Frente a esta arquitectura vertical, existía otra tradición menos reconocida, pero no por ello menos potente: el federalismo rioplatense. Surgido del Cabildo virreynal e impulsado por figuras como Artigas, Güemes, Quiroga, Dorrego, López o Felipe Varela, no se limitaba a una cuestión territorial. Era una concepción del poder basada en la soberanía popular, el mandato imperativo y la autonomía de las comunidades. Era, en definitiva, una forma de vivir el gobierno desde abajo, con representación real y con protagonismo de los pueblos
Ese federalismo fue derrotado, tergiversado, y muchas veces ridiculizado. Se lo asoció con el atraso, con la barbarie, con el caudillismo. Pero lo que proponía era profundamente democrático, anclado en la tradición hispanoamericana y contrario al orden oligárquico centralista que aún nos condiciona.

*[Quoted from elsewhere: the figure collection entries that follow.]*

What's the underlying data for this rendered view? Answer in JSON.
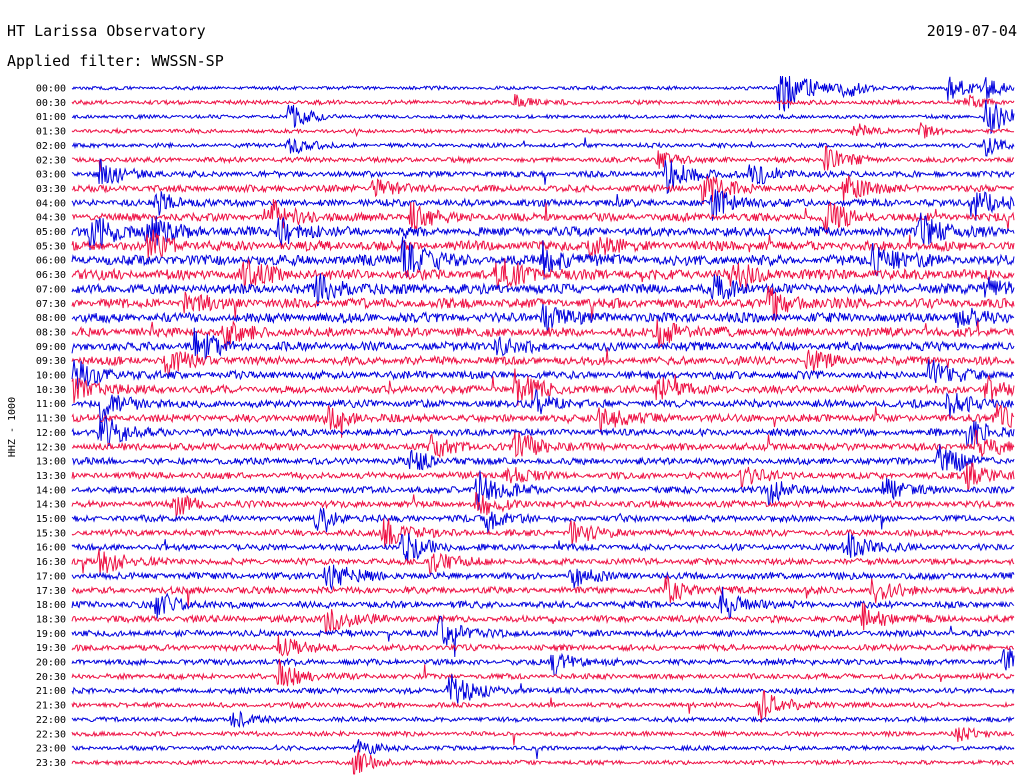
{
  "chart_data": {
    "type": "line",
    "title": "HT Larissa Observatory",
    "date": "2019-07-04",
    "subtitle": "Applied filter: WWSSN-SP",
    "ylabel": "HHZ - 1000",
    "trace_colors": [
      "#0000dd",
      "#ee1144"
    ],
    "rows": [
      {
        "label": "00:00",
        "activity": 0.15,
        "events": [
          {
            "pos": 0.75,
            "amp": 2.6
          },
          {
            "pos": 0.82,
            "amp": 0.8
          },
          {
            "pos": 0.93,
            "amp": 1.2
          },
          {
            "pos": 0.97,
            "amp": 0.8
          }
        ]
      },
      {
        "label": "00:30",
        "activity": 0.25,
        "events": [
          {
            "pos": 0.47,
            "amp": 0.8
          },
          {
            "pos": 0.95,
            "amp": 0.6
          }
        ]
      },
      {
        "label": "01:00",
        "activity": 0.18,
        "events": [
          {
            "pos": 0.23,
            "amp": 1.2
          },
          {
            "pos": 0.97,
            "amp": 1.8
          }
        ]
      },
      {
        "label": "01:30",
        "activity": 0.22,
        "events": [
          {
            "pos": 0.83,
            "amp": 0.8
          },
          {
            "pos": 0.9,
            "amp": 0.7
          }
        ]
      },
      {
        "label": "02:00",
        "activity": 0.25,
        "events": [
          {
            "pos": 0.23,
            "amp": 1.0
          },
          {
            "pos": 0.97,
            "amp": 1.0
          }
        ]
      },
      {
        "label": "02:30",
        "activity": 0.35,
        "events": [
          {
            "pos": 0.62,
            "amp": 0.9
          },
          {
            "pos": 0.8,
            "amp": 1.2
          }
        ]
      },
      {
        "label": "03:00",
        "activity": 0.45,
        "events": [
          {
            "pos": 0.03,
            "amp": 1.5
          },
          {
            "pos": 0.63,
            "amp": 1.8
          },
          {
            "pos": 0.72,
            "amp": 1.4
          }
        ]
      },
      {
        "label": "03:30",
        "activity": 0.55,
        "events": [
          {
            "pos": 0.32,
            "amp": 1.0
          },
          {
            "pos": 0.67,
            "amp": 1.6
          },
          {
            "pos": 0.82,
            "amp": 1.3
          }
        ]
      },
      {
        "label": "04:00",
        "activity": 0.6,
        "events": [
          {
            "pos": 0.09,
            "amp": 1.0
          },
          {
            "pos": 0.68,
            "amp": 1.4
          },
          {
            "pos": 0.96,
            "amp": 1.5
          }
        ]
      },
      {
        "label": "04:30",
        "activity": 0.7,
        "events": [
          {
            "pos": 0.21,
            "amp": 1.6
          },
          {
            "pos": 0.36,
            "amp": 1.3
          },
          {
            "pos": 0.8,
            "amp": 1.4
          }
        ]
      },
      {
        "label": "05:00",
        "activity": 0.85,
        "events": [
          {
            "pos": 0.02,
            "amp": 1.8
          },
          {
            "pos": 0.08,
            "amp": 1.6
          },
          {
            "pos": 0.22,
            "amp": 1.5
          },
          {
            "pos": 0.9,
            "amp": 1.6
          }
        ]
      },
      {
        "label": "05:30",
        "activity": 0.9,
        "events": [
          {
            "pos": 0.08,
            "amp": 1.4
          },
          {
            "pos": 0.55,
            "amp": 1.2
          }
        ]
      },
      {
        "label": "06:00",
        "activity": 1.0,
        "events": [
          {
            "pos": 0.35,
            "amp": 2.0
          },
          {
            "pos": 0.5,
            "amp": 1.4
          },
          {
            "pos": 0.85,
            "amp": 1.5
          }
        ]
      },
      {
        "label": "06:30",
        "activity": 1.0,
        "events": [
          {
            "pos": 0.18,
            "amp": 1.5
          },
          {
            "pos": 0.45,
            "amp": 1.8
          },
          {
            "pos": 0.7,
            "amp": 1.2
          }
        ]
      },
      {
        "label": "07:00",
        "activity": 0.95,
        "events": [
          {
            "pos": 0.26,
            "amp": 1.4
          },
          {
            "pos": 0.68,
            "amp": 1.3
          },
          {
            "pos": 0.97,
            "amp": 1.2
          }
        ]
      },
      {
        "label": "07:30",
        "activity": 0.9,
        "events": [
          {
            "pos": 0.12,
            "amp": 1.2
          },
          {
            "pos": 0.74,
            "amp": 1.5
          }
        ]
      },
      {
        "label": "08:00",
        "activity": 0.9,
        "events": [
          {
            "pos": 0.5,
            "amp": 1.3
          },
          {
            "pos": 0.94,
            "amp": 1.1
          }
        ]
      },
      {
        "label": "08:30",
        "activity": 0.85,
        "events": [
          {
            "pos": 0.16,
            "amp": 1.4
          },
          {
            "pos": 0.62,
            "amp": 1.4
          }
        ]
      },
      {
        "label": "09:00",
        "activity": 0.8,
        "events": [
          {
            "pos": 0.13,
            "amp": 1.5
          },
          {
            "pos": 0.45,
            "amp": 1.2
          }
        ]
      },
      {
        "label": "09:30",
        "activity": 0.75,
        "events": [
          {
            "pos": 0.1,
            "amp": 1.2
          },
          {
            "pos": 0.78,
            "amp": 1.0
          }
        ]
      },
      {
        "label": "10:00",
        "activity": 0.7,
        "events": [
          {
            "pos": 0.0,
            "amp": 1.6
          },
          {
            "pos": 0.91,
            "amp": 1.4
          }
        ]
      },
      {
        "label": "10:30",
        "activity": 0.7,
        "events": [
          {
            "pos": 0.0,
            "amp": 1.4
          },
          {
            "pos": 0.47,
            "amp": 1.6
          },
          {
            "pos": 0.62,
            "amp": 1.3
          },
          {
            "pos": 0.97,
            "amp": 1.2
          }
        ]
      },
      {
        "label": "11:00",
        "activity": 0.65,
        "events": [
          {
            "pos": 0.03,
            "amp": 1.6
          },
          {
            "pos": 0.49,
            "amp": 1.2
          },
          {
            "pos": 0.93,
            "amp": 1.3
          }
        ]
      },
      {
        "label": "11:30",
        "activity": 0.65,
        "events": [
          {
            "pos": 0.27,
            "amp": 1.2
          },
          {
            "pos": 0.56,
            "amp": 1.4
          },
          {
            "pos": 0.98,
            "amp": 1.5
          }
        ]
      },
      {
        "label": "12:00",
        "activity": 0.6,
        "events": [
          {
            "pos": 0.03,
            "amp": 1.7
          },
          {
            "pos": 0.95,
            "amp": 1.6
          }
        ]
      },
      {
        "label": "12:30",
        "activity": 0.6,
        "events": [
          {
            "pos": 0.38,
            "amp": 1.2
          },
          {
            "pos": 0.47,
            "amp": 1.5
          },
          {
            "pos": 0.96,
            "amp": 1.3
          }
        ]
      },
      {
        "label": "13:00",
        "activity": 0.55,
        "events": [
          {
            "pos": 0.36,
            "amp": 1.0
          },
          {
            "pos": 0.92,
            "amp": 1.4
          }
        ]
      },
      {
        "label": "13:30",
        "activity": 0.55,
        "events": [
          {
            "pos": 0.46,
            "amp": 1.0
          },
          {
            "pos": 0.71,
            "amp": 1.1
          },
          {
            "pos": 0.95,
            "amp": 1.2
          }
        ]
      },
      {
        "label": "14:00",
        "activity": 0.55,
        "events": [
          {
            "pos": 0.43,
            "amp": 1.8
          },
          {
            "pos": 0.74,
            "amp": 1.2
          },
          {
            "pos": 0.86,
            "amp": 1.2
          }
        ]
      },
      {
        "label": "14:30",
        "activity": 0.55,
        "events": [
          {
            "pos": 0.11,
            "amp": 1.0
          },
          {
            "pos": 0.43,
            "amp": 1.3
          }
        ]
      },
      {
        "label": "15:00",
        "activity": 0.5,
        "events": [
          {
            "pos": 0.26,
            "amp": 1.0
          },
          {
            "pos": 0.44,
            "amp": 1.2
          }
        ]
      },
      {
        "label": "15:30",
        "activity": 0.5,
        "events": [
          {
            "pos": 0.33,
            "amp": 1.5
          },
          {
            "pos": 0.53,
            "amp": 1.2
          }
        ]
      },
      {
        "label": "16:00",
        "activity": 0.5,
        "events": [
          {
            "pos": 0.35,
            "amp": 1.6
          },
          {
            "pos": 0.82,
            "amp": 1.5
          }
        ]
      },
      {
        "label": "16:30",
        "activity": 0.5,
        "events": [
          {
            "pos": 0.03,
            "amp": 1.4
          },
          {
            "pos": 0.38,
            "amp": 1.2
          }
        ]
      },
      {
        "label": "17:00",
        "activity": 0.55,
        "events": [
          {
            "pos": 0.27,
            "amp": 1.6
          },
          {
            "pos": 0.53,
            "amp": 1.1
          }
        ]
      },
      {
        "label": "17:30",
        "activity": 0.55,
        "events": [
          {
            "pos": 0.63,
            "amp": 1.2
          },
          {
            "pos": 0.85,
            "amp": 1.2
          }
        ]
      },
      {
        "label": "18:00",
        "activity": 0.55,
        "events": [
          {
            "pos": 0.09,
            "amp": 1.2
          },
          {
            "pos": 0.69,
            "amp": 1.5
          }
        ]
      },
      {
        "label": "18:30",
        "activity": 0.55,
        "events": [
          {
            "pos": 0.27,
            "amp": 1.5
          },
          {
            "pos": 0.84,
            "amp": 1.4
          }
        ]
      },
      {
        "label": "19:00",
        "activity": 0.5,
        "events": [
          {
            "pos": 0.39,
            "amp": 1.6
          }
        ]
      },
      {
        "label": "19:30",
        "activity": 0.45,
        "events": [
          {
            "pos": 0.22,
            "amp": 1.2
          }
        ]
      },
      {
        "label": "20:00",
        "activity": 0.45,
        "events": [
          {
            "pos": 0.51,
            "amp": 1.2
          },
          {
            "pos": 0.99,
            "amp": 1.4
          }
        ]
      },
      {
        "label": "20:30",
        "activity": 0.4,
        "events": [
          {
            "pos": 0.22,
            "amp": 1.4
          }
        ]
      },
      {
        "label": "21:00",
        "activity": 0.4,
        "events": [
          {
            "pos": 0.4,
            "amp": 1.8
          }
        ]
      },
      {
        "label": "21:30",
        "activity": 0.35,
        "events": [
          {
            "pos": 0.73,
            "amp": 1.6
          }
        ]
      },
      {
        "label": "22:00",
        "activity": 0.3,
        "events": [
          {
            "pos": 0.17,
            "amp": 0.9
          }
        ]
      },
      {
        "label": "22:30",
        "activity": 0.28,
        "events": [
          {
            "pos": 0.94,
            "amp": 0.8
          }
        ]
      },
      {
        "label": "23:00",
        "activity": 0.25,
        "events": [
          {
            "pos": 0.3,
            "amp": 1.0
          }
        ]
      },
      {
        "label": "23:30",
        "activity": 0.25,
        "events": [
          {
            "pos": 0.3,
            "amp": 1.2
          }
        ]
      }
    ]
  }
}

Nunca se intentó verdaderamente una síntesis entre ambas lógicas. Lo que debería haber sido un equilibrio entre autoridad nacional y protagonismo comunal se transformó, una y otra vez, en una subordinación de las comunidades al poder central. El resultado: gobernadores convertidos en delegados del Ejecutivo nacional, municipios sin autonomía efectiva, provincias condenadas a gestionar pobreza bajo marcos fiscales ajenos. La obra pública, el crédito, la planificación y el conocimiento siguen dependiendo de Buenos Ayres y sus decisiones.
Este esquema no solo concentra recursos. Concentra sentido. Genera una cultura política autoritaria, desmovilizante, clientelar. Si todo se define en el centro, ¿qué motivación tiene el pueblo para organizarse en los márgenes? Si la Nación se piensa exclusivamente desde la Capital, ¿qué lugar queda para quienes la habitan en su diversidad territorial y cultural?

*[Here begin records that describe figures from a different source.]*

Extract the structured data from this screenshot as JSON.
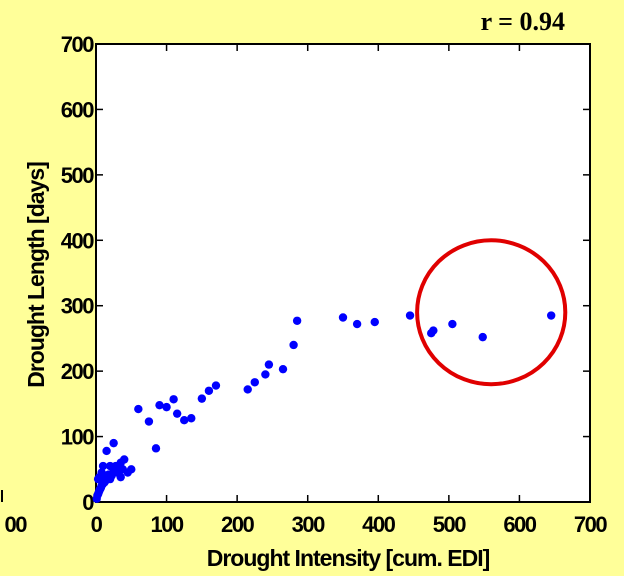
{
  "chart_data": {
    "type": "scatter",
    "title": "",
    "annotation": "r = 0.94",
    "xlabel": "Drought Intensity [cum. EDI]",
    "ylabel": "Drought Length [days]",
    "xlim": [
      0,
      700
    ],
    "ylim": [
      0,
      700
    ],
    "xticks": [
      "0",
      "100",
      "200",
      "300",
      "400",
      "500",
      "600",
      "700"
    ],
    "yticks": [
      "0",
      "100",
      "200",
      "300",
      "400",
      "500",
      "600",
      "700"
    ],
    "left_panel_partial_tick": "00",
    "grid": false,
    "colors": {
      "background": "#FFFF99",
      "plot_area": "#FFFFFF",
      "points": "#0000FF",
      "highlight_circle": "#E00000"
    },
    "highlight_circle": {
      "center": [
        560,
        290
      ],
      "radius_x": 105,
      "radius_y": 110
    },
    "series": [
      {
        "x": [
          1,
          2,
          3,
          4,
          5,
          6,
          7,
          8,
          10,
          12,
          14,
          3,
          5,
          8,
          15,
          18,
          20,
          22,
          25,
          28,
          30,
          32,
          35,
          38,
          40,
          30,
          20,
          10,
          35,
          45,
          50,
          25,
          15,
          60,
          75,
          85,
          90,
          100,
          110,
          115,
          125,
          135,
          150,
          160,
          170,
          215,
          225,
          240,
          245,
          265,
          280,
          285,
          350,
          370,
          395,
          445,
          475,
          478,
          505,
          548,
          645
        ],
        "y": [
          5,
          10,
          12,
          15,
          18,
          20,
          22,
          25,
          28,
          30,
          33,
          35,
          38,
          45,
          40,
          42,
          55,
          40,
          48,
          55,
          45,
          48,
          60,
          50,
          65,
          45,
          35,
          55,
          38,
          45,
          50,
          90,
          78,
          142,
          123,
          82,
          148,
          145,
          157,
          135,
          125,
          128,
          158,
          170,
          178,
          172,
          183,
          195,
          210,
          203,
          240,
          277,
          282,
          272,
          275,
          285,
          258,
          262,
          272,
          252,
          285
        ]
      }
    ]
  }
}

Hoy, esa herencia se expresa en múltiples dimensiones: una ley de coparticipación regresiva, un Senado que no representa las diferencias regionales, una provincia de Buenos Ayres fragmentada en secciones electorales artificiales, municipios sin Cartas Orgánicas ni planificación estratégica. Todo el sistema parece diseñado para administrar la dependencia, no para fomentar la soberanía ni el desarrollo integral.

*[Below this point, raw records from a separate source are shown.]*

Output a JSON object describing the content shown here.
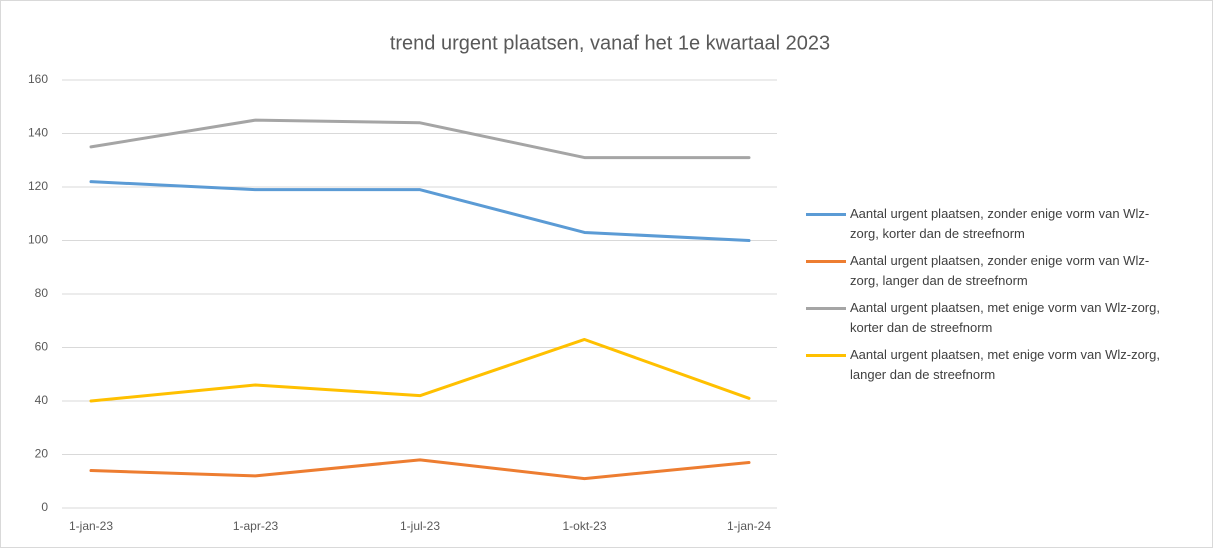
{
  "chart_data": {
    "type": "line",
    "title": "trend urgent plaatsen, vanaf het 1e kwartaal 2023",
    "categories": [
      "1-jan-23",
      "1-apr-23",
      "1-jul-23",
      "1-okt-23",
      "1-jan-24"
    ],
    "series": [
      {
        "name": "Aantal urgent plaatsen, zonder enige vorm van Wlz-zorg, korter dan de streefnorm",
        "color": "#5b9bd5",
        "values": [
          122,
          119,
          119,
          103,
          100
        ]
      },
      {
        "name": "Aantal urgent plaatsen, zonder enige vorm van Wlz-zorg, langer dan de streefnorm",
        "color": "#ed7d31",
        "values": [
          14,
          12,
          18,
          11,
          17
        ]
      },
      {
        "name": "Aantal urgent plaatsen, met enige vorm van Wlz-zorg, korter dan de streefnorm",
        "color": "#a5a5a5",
        "values": [
          135,
          145,
          144,
          131,
          131
        ]
      },
      {
        "name": "Aantal urgent plaatsen, met enige vorm van Wlz-zorg, langer dan de streefnorm",
        "color": "#ffc000",
        "values": [
          40,
          46,
          42,
          63,
          41
        ]
      }
    ],
    "ylim": [
      0,
      160
    ],
    "yticks": [
      0,
      20,
      40,
      60,
      80,
      100,
      120,
      140,
      160
    ],
    "grid": true,
    "legend": "right"
  }
}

El desafío es ineludible: refundar el federalismo argentino. No con discursos ni con gestos simbólicos. Con acciones concretas: reforma tributaria, autonomía municipal plena, planificación estratégica descentralizada, participación popular efectiva. Se trata de cambiar el paradigma: dejar de pensar al Estado como una pirámide y empezar a construirlo como una red. Volver al espíritu del cabildo, reaprender el protagonismo vecinal, recuperar el poder desde la comunidad.
Porque la Argentina que soñamos no se construye desde los ministerios ni desde los escritorios del poder central. Se construye en los clubes de barrio, en las cooperativas rurales, en los concejos deliberantes, en las plazas de los pueblos donde la política aún huele a tierra, a trabajo, a compromiso.
La verdadera pregunta no es si somos centralistas o federales. La pregunta es si queremos seguir siendo un país diseñado para unos pocos o empezar a construir una Nación vivida por todos. El futuro no está en el Sillón de Rivadavia. Está en nuestros municipios, en nuestras provincias, en nuestra gente. Y la libertad -esa que tanto se proclama y tan poco se ejerce- comenzará a ser real el día en que dejemos de esperar todo del centro y empecemos a construir desde nuestras raíces.
Luis Gotte
Mar del Plata
luisgotte@gmail.com
Coautor de Buenos Ayres Humana I: La hora de tu comunidad (Ed. Fabro, 2022), Buenos Ayres Humana II: La hora de tus intendentes (Ed. Fabro, 2024), y en preparación: Buenos Ayres Humana III: La Revolución Bonaerense del Siglo XXI, las Cartas Orgánicas municipales.